Viruses have contributed enormously to the communication between cells, and to the appearance of multicellular organisms on Earth. ~ French virologist Felix Rey

At least one virus was instrumental in the origin of fungi. The virus hijacked the ancestor of fungi, seeking to turn it into a virus factory. The fungus that survived selectively incorporated vital viral bits that afforded pliability in development and gave it greater cooperative and parasitic abilities.

Once organisms have a shared communication system, and are thus able to optimize operations, specialization arises, followed inexorably by interdependence; whereupon eukaryotes evolved.

Many unicellular organisms have a colonial form (pluricellularity), often when food becomes scarce, or as a defense.
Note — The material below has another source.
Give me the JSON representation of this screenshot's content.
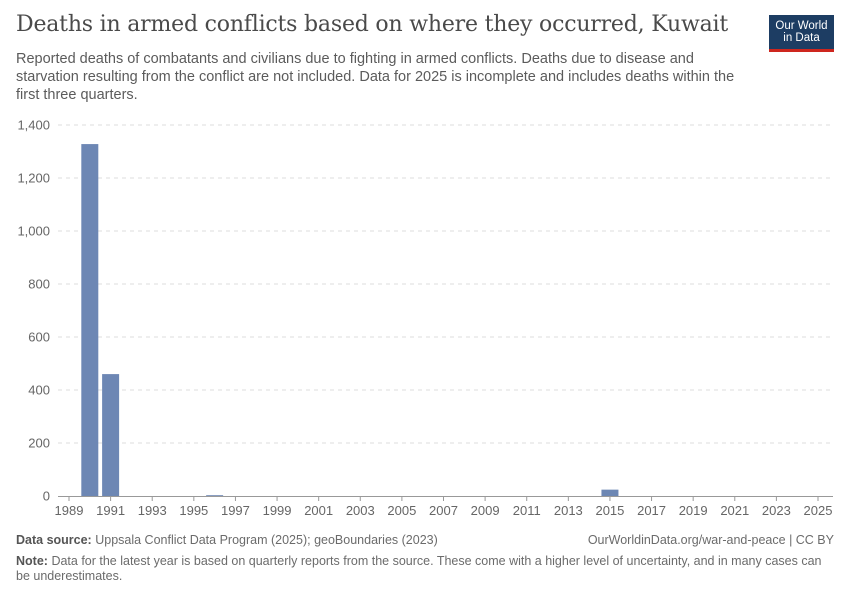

Single-celled green algae exposed to unicellular predators are easy prey. Clumping makes a difference. Small cell colonies offer an ideal trade-off between security from predation and maintaining sufficient surface area for nutrient uptake.

Then next step was labor specialization. Prokaryotic colonial cells are not differentiated, but cells often coordinate to perform different tasks.

Capsaspora is an amoeba with 3 distinct life stages. The demands of solitude and solidarity with others at different stages calls for flexibility. The communication and coordination needed for multicellularity has similar demands. Though single-celled, Capsaspora has capabilities essential for multicellularity. Some of the same genic tricks have been seen in other single-celled organisms.